Once word on a new bank merger gets out, rumors about job security are inevitable. Thus, immediate and clear communication around upcoming changes and expectations with your employees is necessary.

When regional banking giants BB&T and SunTrust Banks announced in February that they would be merging to become the sixth largest bank in the United States, the banks’ CEOs didn’t waste any time letting employees know that they were valued.

Management clearly understood the importance of assuaging employees’ fears about possibly losing their jobs. BB&T Chairman and CEO Kelly King and SunTrust Banks Chairman and CEO Bill Rogers assured job security for the high-performing associates who work directly with clients.

  1. Implement merger management teams.

With record numbers of mergers occurring, a panel of industry leaders at Bank of America Merrill Lynch’s 2018 Growth Summit in Dallas cautioned audiences against flying through the process without proper preparation. Panel members advised bank leaders to create management teams to act as the face of the organization and control the narrative during the merger.

These central groups should remain available to answer employee questions and provide support following a merger announcement. The goal of the merger management teams is to help staff understand the new business direction and keep things moving while remaining as transparent as possible.

  1. Create employee advocacy channels.

Technology conversions and customer communication remain vital to the merger process, but employee advocacy shows workers that their livelihood matters.

Keep in mind that the intent here is not limited to HR functions and training. Expand the outreach to include communication teams, regular employee forums, and outbound requests for questions from the merger management team. Mergers should be more like two-way conversations rather than top-down directives.

  1. Resolve inconsistencies together.

Employees should not hear one thing and experience another. I recently observed two community banks in a single market merger where branches overlapped and staff became redundant. Opportunities for new efficiencies arose, but employees remained fearful of their futures.

To address the issue, bank leaders invited select employees from both institutions to talk about the merger. The two sides discussed what the employee population wanted to know and how to best communicate that information. As a result, leaders at both banks were engaged and ready to help employees prepare for a potentially scary period of change.

  1. Keep employees in the loop about decisions as they are being made.

All too often, leadership fails to realize that while they might be working in real time, most personnel isn’t. Employees are doing their jobs and taking care of the company and customers. So it’s important that as decisions are made about the company and the merger, information is communicated and then recommunicated to employees as appropriate.
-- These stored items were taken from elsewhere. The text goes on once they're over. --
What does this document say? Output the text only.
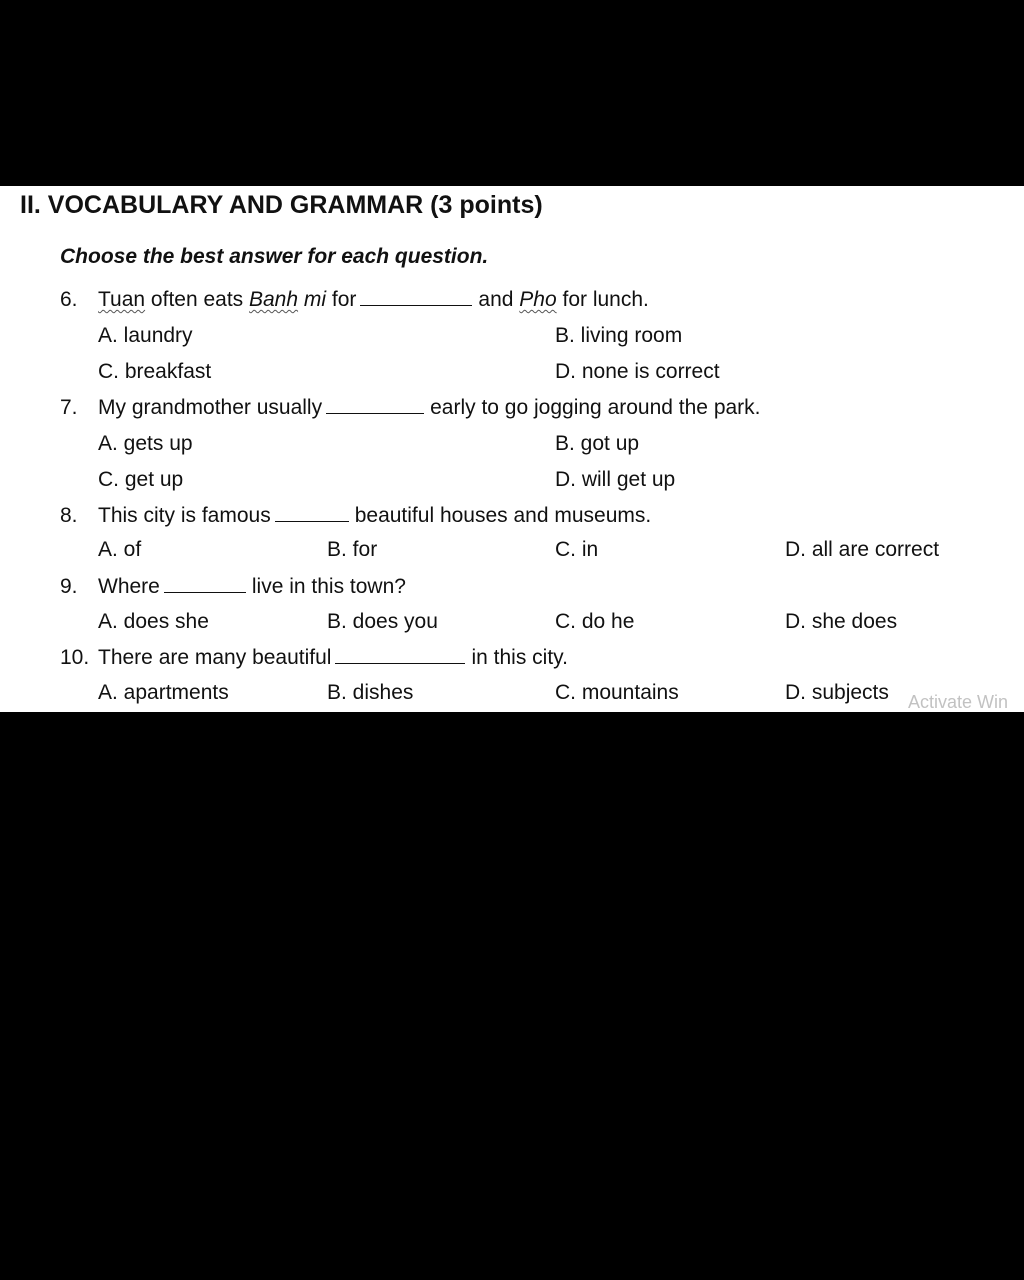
II. VOCABULARY AND GRAMMAR (3 points)
Choose the best answer for each question.
6. Tuan often eats Banh mi for	and Pho for lunch.
A. laundry	B. living room
C. breakfast	D. none is correct
7. My grandmother usually	early to go jogging around the park.
A. gets up	B. got up
C. get up	D. will get up
8. This city is famous	beautiful houses and museums.
A. of	B. for	C. in	D. all are correct
9. Where	live in this town?
A. does she	B. does you	C. do he	D. she does
10. There are many beautiful	in this city.
A. apartments	B. dishes	C. mountains	D. subjects Activate Win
This isn’t about regurgitating the same email over and over — it’s about building a hierarchy of what is important for personnel to grasp and reinforce it. It’s easy for memos and emails to be missed or glossed over by busy employees, so make sure important information is making it through the clutter to the people who need to know.

Effective communication in one merger

For leaders who see mergers occur all the time, these operations feel like routine conversions. Employees see things differently. To them, mergers have everything to do with their careers. When banks fail to consider the importance of employee communications during these times, they invite the fear of the unknown even when the merger offers plenty of positives.
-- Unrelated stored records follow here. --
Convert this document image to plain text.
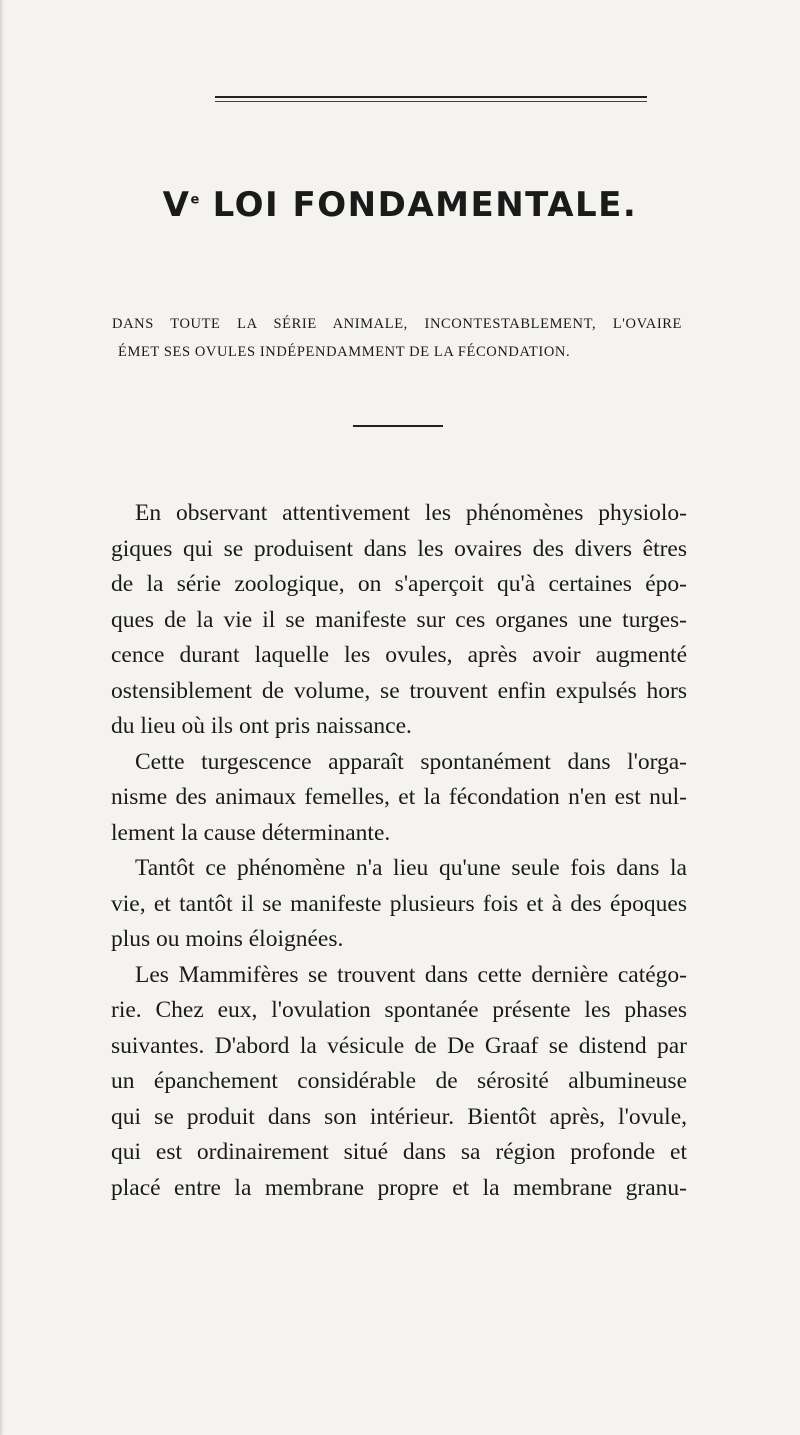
Ve LOI FONDAMENTALE.
DANS TOUTE LA SÉRIE ANIMALE, INCONTESTABLEMENT, L'OVAIRE
ÉMET SES OVULES INDÉPENDAMMENT DE LA FÉCONDATION.
En observant attentivement les phénomènes physiolo-
giques qui se produisent dans les ovaires des divers êtres
de la série zoologique, on s'aperçoit qu'à certaines épo-
ques de la vie il se manifeste sur ces organes une turges-
cence durant laquelle les ovules, après avoir augmenté
ostensiblement de volume, se trouvent enfin expulsés hors
du lieu où ils ont pris naissance.
Cette turgescence apparaît spontanément dans l'orga-
nisme des animaux femelles, et la fécondation n'en est nul-
lement la cause déterminante.
Tantôt ce phénomène n'a lieu qu'une seule fois dans la
vie, et tantôt il se manifeste plusieurs fois et à des époques
plus ou moins éloignées.
Les Mammifères se trouvent dans cette dernière catégo-
rie. Chez eux, l'ovulation spontanée présente les phases
suivantes. D'abord la vésicule de De Graaf se distend par
un épanchement considérable de sérosité albumineuse
qui se produit dans son intérieur. Bientôt après, l'ovule,
qui est ordinairement situé dans sa région profonde et
placé entre la membrane propre et la membrane granu-
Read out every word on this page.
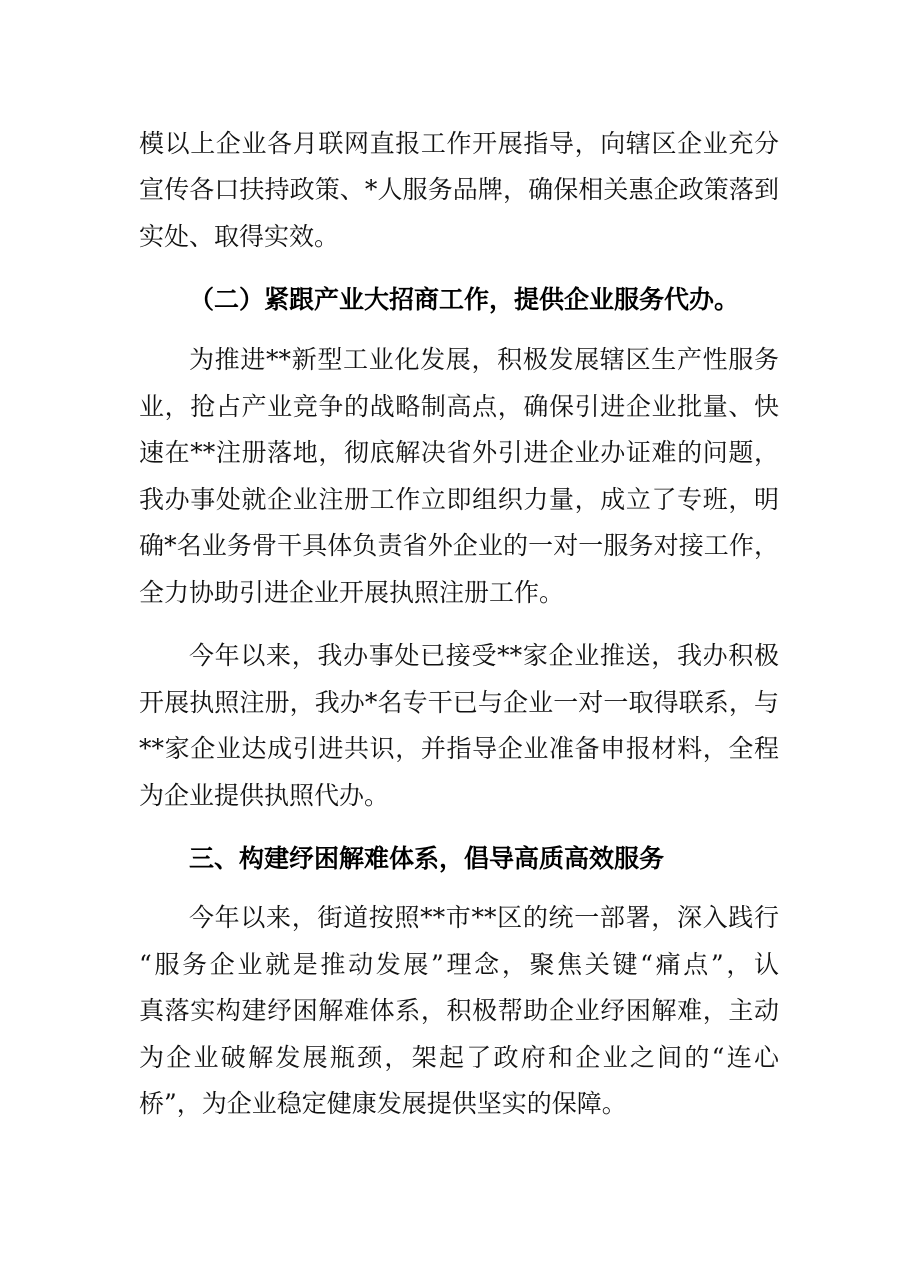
模以上企业各月联网直报工作开展指导，向辖区企业充分
宣传各口扶持政策、*人服务品牌，确保相关惠企政策落到
实处、取得实效。
（二）紧跟产业大招商工作，提供企业服务代办。
为推进**新型工业化发展，积极发展辖区生产性服务
业，抢占产业竞争的战略制高点，确保引进企业批量、快
速在**注册落地，彻底解决省外引进企业办证难的问题，
我办事处就企业注册工作立即组织力量，成立了专班，明
确*名业务骨干具体负责省外企业的一对一服务对接工作，
全力协助引进企业开展执照注册工作。
今年以来，我办事处已接受**家企业推送，我办积极
开展执照注册，我办*名专干已与企业一对一取得联系，与
**家企业达成引进共识，并指导企业准备申报材料，全程
为企业提供执照代办。
三、构建纾困解难体系，倡导高质高效服务
今年以来，街道按照**市**区的统一部署，深入践行
“服务企业就是推动发展”理念，聚焦关键“痛点”，认
真落实构建纾困解难体系，积极帮助企业纾困解难，主动
为企业破解发展瓶颈，架起了政府和企业之间的“连心
桥”，为企业稳定健康发展提供坚实的保障。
While recent research has predicted that the mergers uptick experienced in 2018 will continue through 2019, participants in the merger market should realize that each deal is different and a laser focus is needed for every one. The merger market in the United States is one of the most bullish in the world. As more banks seek advantageous combinations, leaders at those institutions must keep their employees in mind and address their concerns first — or risk entering a period of change with a disengaged and unhappy workforce.